Comment 5 Jason Bourne 2009-02-20 15:56:59 UTC

I experience same using OpenSUSE 11.1's samba-3.2.6-0.3.1-2042-SUSE-CODE11 and ReadyNAS's 3.0.31; blocks at "Could not receive trustdoms".

Comment 6 Chaim Frenkel 2009-03-03 06:44:23 UTC

(In reply to comment #1)
> Can you please provide more information, like a log level = 10 winbind logfile
> ? Thanks.
> 

Were the logs I provided sufficient? Do you need anything further? 

I'm currently at an impasse. All of the security that depends on groups, has been blown out of the water, and I've had to open things up a bit more than I really like.

Comment 7 Bartlomiej Solarz-Niesluchowski 2009-03-17 14:06:14 UTC

(In reply to comment #6)
> (In reply to comment #1)
> > Can you please provide more information, like a log level = 10 winbind logfile
> > ? Thanks.
> > 
> Were the logs I provided sufficient? Do you need anything further? 
> I'm currently at an impasse.
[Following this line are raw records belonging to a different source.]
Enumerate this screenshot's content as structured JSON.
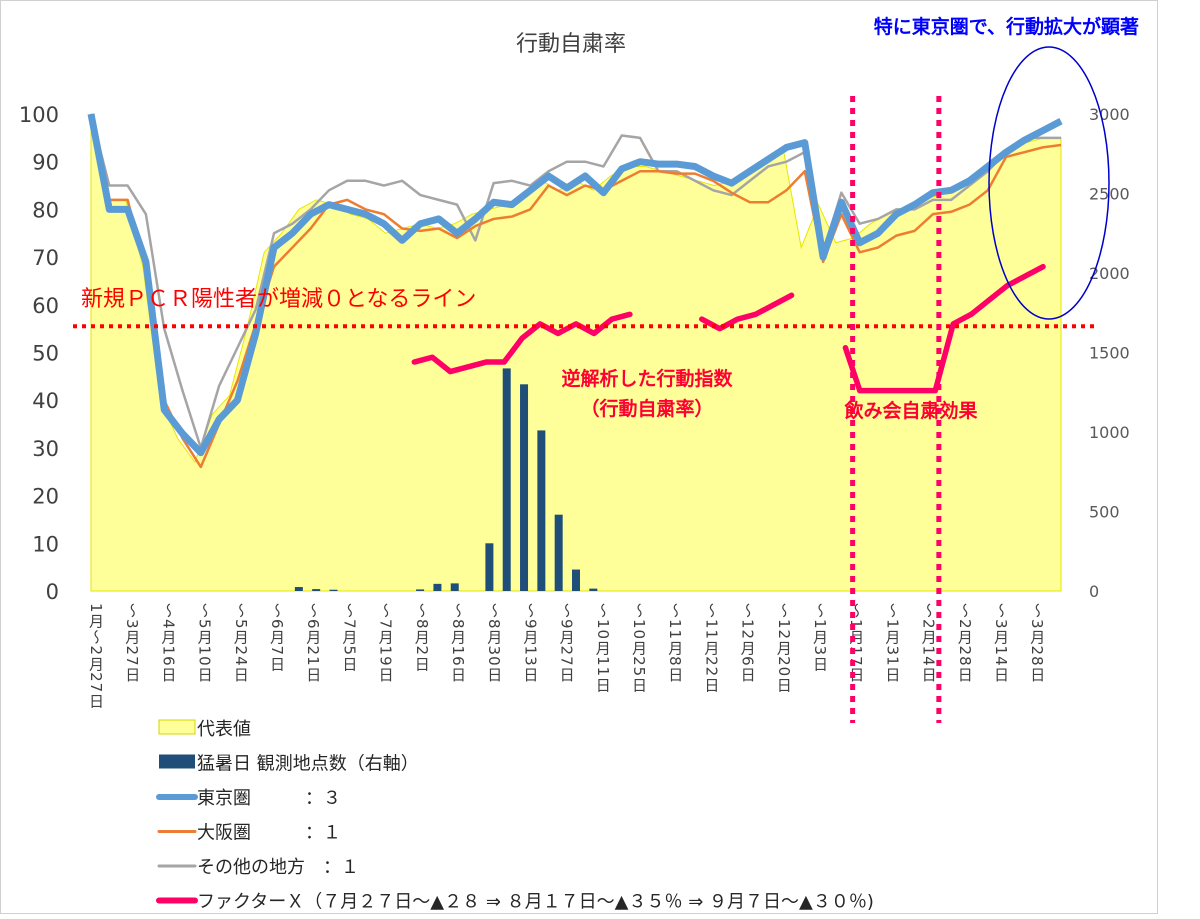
{
  "chart_data": {
    "type": "area",
    "title": "行動自粛率",
    "y_left": {
      "range": [
        0,
        100
      ],
      "ticks": [
        "100",
        "90",
        "80",
        "70",
        "60",
        "50",
        "40",
        "30",
        "20",
        "10",
        "0"
      ]
    },
    "y_right": {
      "range": [
        0,
        3000
      ],
      "ticks": [
        "3000",
        "2500",
        "2000",
        "1500",
        "1000",
        "500",
        "0"
      ]
    },
    "x_labels": [
      "1月～2月27日",
      "～3月27日",
      "～4月16日",
      "～5月10日",
      "～5月24日",
      "～6月7日",
      "～6月21日",
      "～7月5日",
      "～7月19日",
      "～8月2日",
      "～8月16日",
      "～8月30日",
      "～9月13日",
      "～9月27日",
      "～10月11日",
      "～10月25日",
      "～11月8日",
      "～11月22日",
      "～12月6日",
      "～12月20日",
      "～1月3日",
      "～1月17日",
      "～1月31日",
      "～2月14日",
      "～2月28日",
      "～3月14日",
      "～3月28日"
    ],
    "series": [
      {
        "name": "代表値",
        "type": "area",
        "color": "#ffff99",
        "values": [
          100,
          82,
          82,
          68,
          40,
          32,
          27,
          37,
          41,
          55,
          71,
          75,
          80,
          82,
          81,
          79,
          78,
          75,
          76,
          77,
          76,
          77,
          79,
          80,
          81,
          83,
          86,
          84,
          86,
          84,
          87,
          89,
          89,
          88,
          87,
          86,
          85,
          86,
          88,
          90,
          92,
          72,
          81,
          73,
          74,
          77,
          79,
          80,
          82,
          83,
          85,
          87,
          90,
          92,
          94,
          95,
          95
        ]
      },
      {
        "name": "猛暑日 観測地点数（右軸）",
        "type": "bar",
        "axis": "right",
        "color": "#1f4e79",
        "values": [
          0,
          0,
          0,
          0,
          0,
          0,
          0,
          0,
          0,
          0,
          0,
          0,
          25,
          12,
          8,
          0,
          0,
          0,
          0,
          10,
          45,
          48,
          0,
          300,
          1400,
          1300,
          1010,
          480,
          135,
          15,
          0,
          0,
          0,
          0,
          0,
          0,
          0,
          0,
          0,
          0,
          0,
          0,
          0,
          0,
          0,
          0,
          0,
          0,
          0,
          0,
          0,
          0,
          0,
          0,
          0,
          0,
          0
        ]
      },
      {
        "name": "東京圏　　　：３",
        "type": "line",
        "color": "#5b9bd5",
        "values": [
          100,
          80,
          80,
          69,
          38,
          33,
          29,
          36,
          40,
          54,
          72,
          75,
          79,
          81,
          80,
          79,
          77,
          73.5,
          77,
          78,
          75,
          78,
          81.5,
          81,
          84,
          87,
          84.5,
          87,
          83.5,
          88.5,
          90,
          89.5,
          89.5,
          89,
          87,
          85.5,
          88,
          90.5,
          93,
          94,
          70,
          81.5,
          73,
          75,
          79,
          81,
          83.5,
          84,
          86,
          89,
          92,
          94.5,
          96.5,
          98.5
        ]
      },
      {
        "name": "大阪圏　　　：１",
        "type": "line",
        "color": "#ed7d31",
        "values": [
          100,
          82,
          82,
          67,
          40,
          32,
          26,
          35,
          44,
          56,
          68,
          72,
          76,
          81,
          82,
          80,
          79,
          76,
          75.5,
          76,
          74,
          76.5,
          78,
          78.5,
          80,
          85,
          83,
          85,
          84,
          86,
          88,
          88,
          87.5,
          87.5,
          86,
          83.5,
          81.5,
          81.5,
          84,
          88,
          69,
          79,
          71,
          72,
          74.5,
          75.5,
          79,
          79.5,
          81,
          84,
          91,
          92,
          93,
          93.5
        ]
      },
      {
        "name": "その他の地方　：１",
        "type": "line",
        "color": "#a5a5a5",
        "values": [
          100,
          85,
          85,
          79,
          55,
          42,
          30,
          43,
          51,
          59,
          75,
          77,
          80,
          84,
          86,
          86,
          85,
          86,
          83,
          82,
          81,
          73.5,
          85.5,
          86,
          85,
          88,
          90,
          90,
          89,
          95.5,
          95,
          88,
          88,
          86,
          84,
          83,
          86,
          89,
          90,
          92,
          71,
          83.5,
          77,
          78,
          80,
          80,
          82,
          82,
          85,
          88,
          92,
          95,
          95,
          95
        ]
      },
      {
        "name": "ファクターＸ（７月２７日～▲２８ ⇒ ８月１７日～▲３５％ ⇒ ９月７日～▲３０％)",
        "type": "line",
        "color": "#ff0066",
        "segments": [
          [
            [
              9,
              48
            ],
            [
              9.5,
              49
            ],
            [
              10,
              46
            ],
            [
              11,
              48
            ],
            [
              11.5,
              48
            ],
            [
              12,
              53
            ],
            [
              12.5,
              56
            ],
            [
              13,
              54
            ],
            [
              13.5,
              56
            ],
            [
              14,
              54
            ],
            [
              14.5,
              57
            ],
            [
              15,
              58
            ]
          ],
          [
            [
              17,
              57
            ],
            [
              17.5,
              55
            ],
            [
              18,
              57
            ],
            [
              18.5,
              58
            ],
            [
              19,
              60
            ],
            [
              19.5,
              62
            ]
          ],
          [
            [
              21,
              51
            ],
            [
              21.4,
              42
            ],
            [
              22,
              42
            ],
            [
              23,
              42
            ],
            [
              23.5,
              42
            ],
            [
              24,
              56
            ],
            [
              24.5,
              58
            ],
            [
              25,
              61
            ],
            [
              25.5,
              64
            ],
            [
              26,
              66
            ],
            [
              26.5,
              68
            ]
          ]
        ]
      }
    ],
    "annotations": {
      "pcr_line": {
        "label": "新規ＰＣＲ陽性者が増減０となるライン",
        "y": 55.5,
        "color": "#ff0000"
      },
      "factor_label": "逆解析した行動指数\n（行動自粛率）",
      "party_label": "飲み会自粛効果",
      "tokyo_label": "特に東京圏で、行動拡大が顕著",
      "vertical_markers_x_index": [
        21.2,
        23.6
      ]
    }
  },
  "legend": [
    {
      "label": "代表値",
      "kind": "area",
      "color": "#ffff99"
    },
    {
      "label": "猛暑日 観測地点数（右軸）",
      "kind": "bar",
      "color": "#1f4e79"
    },
    {
      "label": "東京圏　　　：３",
      "kind": "line-thick",
      "color": "#5b9bd5"
    },
    {
      "label": "大阪圏　　　：１",
      "kind": "line",
      "color": "#ed7d31"
    },
    {
      "label": "その他の地方　：１",
      "kind": "line",
      "color": "#a5a5a5"
    },
    {
      "label": "ファクターＸ（７月２７日～▲２８ ⇒ ８月１７日～▲３５％ ⇒ ９月７日～▲３０％)",
      "kind": "line-thick",
      "color": "#ff0066"
    }
  ]
}
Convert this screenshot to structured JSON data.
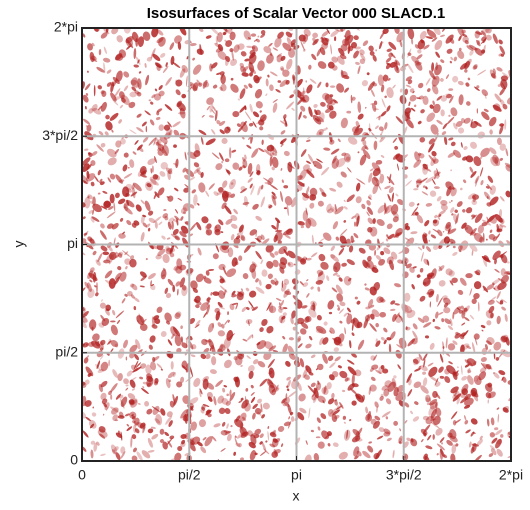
{
  "chart_data": {
    "type": "surface",
    "title": "Isosurfaces of Scalar Vector 000 SLACD.1",
    "xlabel": "x",
    "ylabel": "y",
    "color": "#b22222",
    "grid": true,
    "xlim": [
      0,
      6.2832
    ],
    "ylim": [
      0,
      6.2832
    ],
    "xticks": [
      0,
      {
        "value": 1.5708,
        "label": "pi/2"
      },
      {
        "value": 3.1416,
        "label": "pi"
      },
      {
        "value": 4.7124,
        "label": "3*pi/2"
      },
      {
        "value": 6.2832,
        "label": "2*pi"
      }
    ],
    "yticks": [
      0,
      {
        "value": 1.5708,
        "label": "pi/2"
      },
      {
        "value": 3.1416,
        "label": "pi"
      },
      {
        "value": 4.7124,
        "label": "3*pi/2"
      },
      {
        "value": 6.2832,
        "label": "2*pi"
      }
    ]
  }
}
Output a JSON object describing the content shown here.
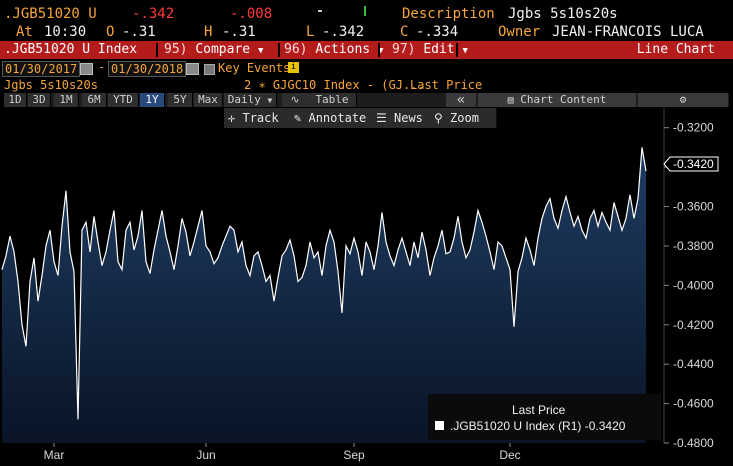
{
  "header": {
    "ticker": ".JGB51020 U",
    "change": "-.342",
    "change_secondary": "-.008",
    "description_label": "Description",
    "description_value": "Jgbs 5s10s20s",
    "at_label": "At",
    "time": "10:30",
    "open_label": "O",
    "open": "-.31",
    "high_label": "H",
    "high": "-.31",
    "low_label": "L",
    "low": "-.342",
    "close_label": "C",
    "close": "-.334",
    "owner_label": "Owner",
    "owner_value": "JEAN-FRANCOIS LUCA"
  },
  "command_bar": {
    "security": ".JGB51020 U Index",
    "compare_num": "95)",
    "compare_label": "Compare",
    "actions_num": "96)",
    "actions_label": "Actions",
    "edit_num": "97)",
    "edit_label": "Edit",
    "chart_type": "Line Chart"
  },
  "date_row": {
    "start_date": "01/30/2017",
    "dash": "-",
    "end_date": "01/30/2018",
    "key_events": "Key Events"
  },
  "series_row": {
    "name": "Jgbs 5s10s20s",
    "overlay": "2 ∗ GJGC10 Index - (GJ...",
    "field": "Last Price"
  },
  "toolbar": {
    "periods": [
      "1D",
      "3D",
      "1M",
      "6M",
      "YTD",
      "1Y",
      "5Y",
      "Max"
    ],
    "active_period": "1Y",
    "frequency": "Daily",
    "table_label": "Table",
    "collapse": "«",
    "chart_content": "Chart Content"
  },
  "tools": {
    "track": "Track",
    "annotate": "Annotate",
    "news": "News",
    "zoom": "Zoom"
  },
  "legend": {
    "title": "Last Price",
    "entry": ".JGB51020 U Index  (R1) -0.3420"
  },
  "colors": {
    "background": "#000000",
    "accent_orange": "#f7a53a",
    "command_bar_red": "#b41c1c",
    "series_line": "#ffffff",
    "area_fill_top": "#1e3a5f",
    "area_fill_bottom": "#0a1526"
  },
  "chart_data": {
    "type": "area",
    "ylim": [
      -0.48,
      -0.31
    ],
    "ytick_labels": [
      "-0.3200",
      "-0.3400",
      "-0.3600",
      "-0.3800",
      "-0.4000",
      "-0.4200",
      "-0.4400",
      "-0.4600",
      "-0.4800"
    ],
    "x_tick_labels": [
      "Mar",
      "Jun",
      "Sep",
      "Dec"
    ],
    "last_value_label": "-0.3420",
    "series": [
      {
        "name": ".JGB51020 U Index",
        "values": [
          -0.392,
          -0.385,
          -0.375,
          -0.383,
          -0.398,
          -0.42,
          -0.431,
          -0.398,
          -0.386,
          -0.408,
          -0.395,
          -0.38,
          -0.372,
          -0.388,
          -0.395,
          -0.37,
          -0.352,
          -0.383,
          -0.393,
          -0.468,
          -0.372,
          -0.368,
          -0.383,
          -0.365,
          -0.378,
          -0.39,
          -0.383,
          -0.372,
          -0.362,
          -0.388,
          -0.392,
          -0.372,
          -0.368,
          -0.382,
          -0.375,
          -0.362,
          -0.388,
          -0.394,
          -0.382,
          -0.372,
          -0.362,
          -0.375,
          -0.383,
          -0.392,
          -0.38,
          -0.366,
          -0.373,
          -0.385,
          -0.378,
          -0.37,
          -0.362,
          -0.38,
          -0.383,
          -0.389,
          -0.386,
          -0.38,
          -0.375,
          -0.37,
          -0.372,
          -0.383,
          -0.378,
          -0.39,
          -0.395,
          -0.385,
          -0.383,
          -0.39,
          -0.398,
          -0.395,
          -0.408,
          -0.396,
          -0.385,
          -0.382,
          -0.377,
          -0.385,
          -0.398,
          -0.396,
          -0.39,
          -0.378,
          -0.386,
          -0.383,
          -0.395,
          -0.38,
          -0.372,
          -0.378,
          -0.393,
          -0.414,
          -0.38,
          -0.384,
          -0.376,
          -0.383,
          -0.395,
          -0.378,
          -0.383,
          -0.392,
          -0.38,
          -0.363,
          -0.378,
          -0.385,
          -0.39,
          -0.382,
          -0.376,
          -0.383,
          -0.39,
          -0.378,
          -0.386,
          -0.373,
          -0.382,
          -0.395,
          -0.386,
          -0.38,
          -0.372,
          -0.384,
          -0.383,
          -0.376,
          -0.365,
          -0.378,
          -0.386,
          -0.382,
          -0.373,
          -0.362,
          -0.368,
          -0.375,
          -0.383,
          -0.392,
          -0.378,
          -0.38,
          -0.386,
          -0.392,
          -0.421,
          -0.393,
          -0.386,
          -0.376,
          -0.382,
          -0.39,
          -0.376,
          -0.366,
          -0.36,
          -0.356,
          -0.366,
          -0.371,
          -0.362,
          -0.355,
          -0.363,
          -0.37,
          -0.365,
          -0.372,
          -0.376,
          -0.366,
          -0.362,
          -0.37,
          -0.363,
          -0.368,
          -0.372,
          -0.358,
          -0.365,
          -0.372,
          -0.366,
          -0.354,
          -0.366,
          -0.356,
          -0.33,
          -0.342
        ]
      }
    ]
  }
}
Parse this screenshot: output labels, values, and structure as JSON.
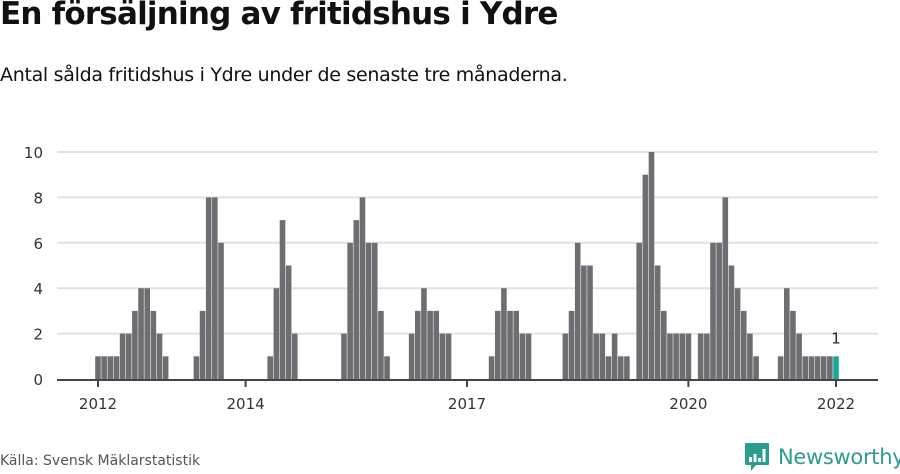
{
  "header": {
    "title": "En försäljning av fritidshus i Ydre",
    "subtitle": "Antal sålda fritidshus i Ydre under de senaste tre månaderna."
  },
  "footer": {
    "source": "Källa: Svensk Mäklarstatistik",
    "brand": "Newsworthy",
    "brand_icon": "bar-chart-speech-bubble-icon"
  },
  "colors": {
    "bar": "#6e6d72",
    "highlight": "#1aa89a",
    "grid": "#e1e1e1",
    "axis": "#444444",
    "brand": "#2a9d8f"
  },
  "chart_data": {
    "type": "bar",
    "title": "En försäljning av fritidshus i Ydre",
    "subtitle": "Antal sålda fritidshus i Ydre under de senaste tre månaderna.",
    "xlabel": "",
    "ylabel": "",
    "ylim": [
      0,
      10
    ],
    "yticks": [
      0,
      2,
      4,
      6,
      8,
      10
    ],
    "xticks": [
      "2012",
      "2014",
      "2017",
      "2020",
      "2022"
    ],
    "grid": true,
    "legend": "none",
    "start": "2012-01",
    "frequency": "monthly",
    "highlight_last": true,
    "annotation": {
      "x": "2022-01",
      "text": "1"
    },
    "categories": [
      "2012-01",
      "2012-02",
      "2012-03",
      "2012-04",
      "2012-05",
      "2012-06",
      "2012-07",
      "2012-08",
      "2012-09",
      "2012-10",
      "2012-11",
      "2012-12",
      "2013-01",
      "2013-02",
      "2013-03",
      "2013-04",
      "2013-05",
      "2013-06",
      "2013-07",
      "2013-08",
      "2013-09",
      "2013-10",
      "2013-11",
      "2013-12",
      "2014-01",
      "2014-02",
      "2014-03",
      "2014-04",
      "2014-05",
      "2014-06",
      "2014-07",
      "2014-08",
      "2014-09",
      "2014-10",
      "2014-11",
      "2014-12",
      "2015-01",
      "2015-02",
      "2015-03",
      "2015-04",
      "2015-05",
      "2015-06",
      "2015-07",
      "2015-08",
      "2015-09",
      "2015-10",
      "2015-11",
      "2015-12",
      "2016-01",
      "2016-02",
      "2016-03",
      "2016-04",
      "2016-05",
      "2016-06",
      "2016-07",
      "2016-08",
      "2016-09",
      "2016-10",
      "2016-11",
      "2016-12",
      "2017-01",
      "2017-02",
      "2017-03",
      "2017-04",
      "2017-05",
      "2017-06",
      "2017-07",
      "2017-08",
      "2017-09",
      "2017-10",
      "2017-11",
      "2017-12",
      "2018-01",
      "2018-02",
      "2018-03",
      "2018-04",
      "2018-05",
      "2018-06",
      "2018-07",
      "2018-08",
      "2018-09",
      "2018-10",
      "2018-11",
      "2018-12",
      "2019-01",
      "2019-02",
      "2019-03",
      "2019-04",
      "2019-05",
      "2019-06",
      "2019-07",
      "2019-08",
      "2019-09",
      "2019-10",
      "2019-11",
      "2019-12",
      "2020-01",
      "2020-02",
      "2020-03",
      "2020-04",
      "2020-05",
      "2020-06",
      "2020-07",
      "2020-08",
      "2020-09",
      "2020-10",
      "2020-11",
      "2020-12",
      "2021-01",
      "2021-02",
      "2021-03",
      "2021-04",
      "2021-05",
      "2021-06",
      "2021-07",
      "2021-08",
      "2021-09",
      "2021-10",
      "2021-11",
      "2021-12",
      "2022-01"
    ],
    "values": [
      1,
      1,
      1,
      1,
      2,
      2,
      3,
      4,
      4,
      3,
      2,
      1,
      0,
      0,
      0,
      0,
      1,
      3,
      8,
      8,
      6,
      0,
      0,
      0,
      0,
      0,
      0,
      0,
      1,
      4,
      7,
      5,
      2,
      0,
      0,
      0,
      0,
      0,
      0,
      0,
      2,
      6,
      7,
      8,
      6,
      6,
      3,
      1,
      0,
      0,
      0,
      2,
      3,
      4,
      3,
      3,
      2,
      2,
      0,
      0,
      0,
      0,
      0,
      0,
      1,
      3,
      4,
      3,
      3,
      2,
      2,
      0,
      0,
      0,
      0,
      0,
      2,
      3,
      6,
      5,
      5,
      2,
      2,
      1,
      2,
      1,
      1,
      0,
      6,
      9,
      10,
      5,
      3,
      2,
      2,
      2,
      2,
      0,
      2,
      2,
      6,
      6,
      8,
      5,
      4,
      3,
      2,
      1,
      0,
      0,
      0,
      1,
      4,
      3,
      2,
      1,
      1,
      1,
      1,
      1,
      1
    ]
  }
}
All of the security that depends on groups, has
> been blown out of the water, and I've had to open things up a bit more than I
> really like.

BUG https://bugzilla.samba.org/show_bug.cgi?id=6177 is the same bug......

Comment 8 Sébastien Prud'homme 2009-03-17 18:31:34 UTC

Same as this: https://bugzilla.samba.org/show_bug.cgi?id=6089

My "workaround" is to comment everything in map_max_allowed_access in source/rpc_server/srv_samr_nt.c

Comment 9 Guenther Deschner 2009-05-19 03:37:13 UTC

Ok, samr access checks again :-)

This has been resolved in master and v3-4-test and we are currently collecting patches for Samba 3.3 and 3.2.

Comment 10 Guenther Deschner 2009-05-19 16:34:04 UTC

*** Bug 6177 has been marked as a duplicate of this bug. ***

Comment 11 Guenther Deschner 2009-06-12 04:57:22 UTC

Fixed for next Samba 3.2 release (by reverting to previous behaviour).